Groups want U.S. SC justices to post annual financial disclosure forms

Johnroberts

WASHINGTON (Legal Newsline) -- A coalition of advocacy groups want U.S. Supreme Court justices to make information about their personal finances more available and accessible to the public.



Common Cause and seven other groups sent a letter to Chief Justice John Roberts Tuesday.


In their single-page letter, the groups contend the justices should follow the lead of President Barack Obama, Vice President Joe Biden and members of Congress in posting their annual financial disclosure forms online as soon as the forms are filed each year -- typically in May.

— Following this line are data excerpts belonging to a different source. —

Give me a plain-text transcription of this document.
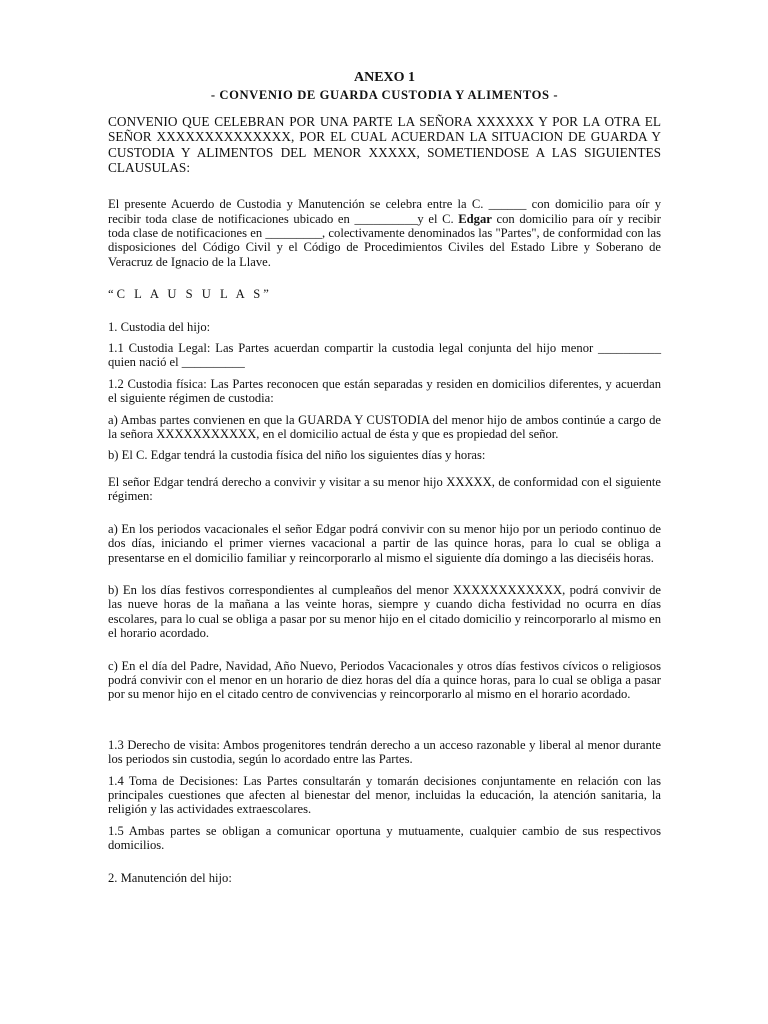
ANEXO 1
- CONVENIO DE GUARDA CUSTODIA Y ALIMENTOS -

CONVENIO QUE CELEBRAN POR UNA PARTE LA SEÑORA XXXXXX Y POR LA OTRA EL SEÑOR XXXXXXXXXXXXXX, POR EL CUAL ACUERDAN LA SITUACION DE GUARDA Y CUSTODIA Y ALIMENTOS DEL MENOR XXXXX, SOMETIENDOSE A LAS SIGUIENTES CLAUSULAS:

El presente Acuerdo de Custodia y Manutención se celebra entre la C. ______ con domicilio para oír y recibir toda clase de notificaciones ubicado en __________y el C. Edgar con domicilio para oír y recibir toda clase de notificaciones en _________, colectivamente denominados las "Partes", de conformidad con las disposiciones del Código Civil y el Código de Procedimientos Civiles del Estado Libre y Soberano de Veracruz de Ignacio de la Llave.

“C L A U S U L A S”

1. Custodia del hijo:

1.1 Custodia Legal: Las Partes acuerdan compartir la custodia legal conjunta del hijo menor __________ quien nació el __________

1.2 Custodia física: Las Partes reconocen que están separadas y residen en domicilios diferentes, y acuerdan el siguiente régimen de custodia:

a) Ambas partes convienen en que la GUARDA Y CUSTODIA del menor hijo de ambos continúe a cargo de la señora XXXXXXXXXXX, en el domicilio actual de ésta y que es propiedad del señor.

b) El C. Edgar tendrá la custodia física del niño los siguientes días y horas:

El señor Edgar tendrá derecho a convivir y visitar a su menor hijo XXXXX, de conformidad con el siguiente régimen:

a) En los periodos vacacionales el señor Edgar podrá convivir con su menor hijo por un periodo continuo de dos días, iniciando el primer viernes vacacional a partir de las quince horas, para lo cual se obliga a presentarse en el domicilio familiar y reincorporarlo al mismo el siguiente día domingo a las dieciséis horas.

b) En los días festivos correspondientes al cumpleaños del menor XXXXXXXXXXXX, podrá convivir de las nueve horas de la mañana a las veinte horas, siempre y cuando dicha festividad no ocurra en días escolares, para lo cual se obliga a pasar por su menor hijo en el citado domicilio y reincorporarlo al mismo en el horario acordado.

c) En el día del Padre, Navidad, Año Nuevo, Periodos Vacacionales y otros días festivos cívicos o religiosos podrá convivir con el menor en un horario de diez horas del día a quince horas, para lo cual se obliga a pasar por su menor hijo en el citado centro de convivencias y reincorporarlo al mismo en el horario acordado.

1.3 Derecho de visita: Ambos progenitores tendrán derecho a un acceso razonable y liberal al menor durante los periodos sin custodia, según lo acordado entre las Partes.

1.4 Toma de Decisiones: Las Partes consultarán y tomarán decisiones conjuntamente en relación con las principales cuestiones que afecten al bienestar del menor, incluidas la educación, la atención sanitaria, la religión y las actividades extraescolares.

1.5 Ambas partes se obligan a comunicar oportuna y mutuamente, cualquier cambio de sus respectivos domicilios.

2. Manutención del hijo:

"This policy change will make it much easier for interested citizens to access the Justices' financial information, promoting public confidence in the federal government in general, and in the Supreme Court in particular," they wrote.


"As the highest court in the nation, the Supreme Court would also serve as a powerful model of transparency and openness for the rest of the judiciary -- both state and federal."


Currently, interested citizens must either request the justices' financial disclosure forms individually or wait to access them on other websites.


The forms are not posted on the court's website or any other government website.


"We strongly urge the Court to increase its overall transparency by posting the Justices' financial disclosure forms on its website as soon as they become available each year, beginning with those filed in 2013," the groups wrote.


Federal lawmakers, including Sens. Chris Murphy and Richard Blumenthal, both D-Conn., and Rep. Louise Slaughter, D-N.Y., have indicated they're preparing to introduce legislation that would hold members of the Supreme Court to the same ethical standards imposed on the rest of the federal judiciary.


In addition to Common Cause, the letter to Roberts was signed by: the Alliance for Justice, the Association of Research Libraries, the Center for Media and Democracy, the Center for Public Integrity, Justice at Stake, OpenTheGovernment.org, and the Society of American Archivists.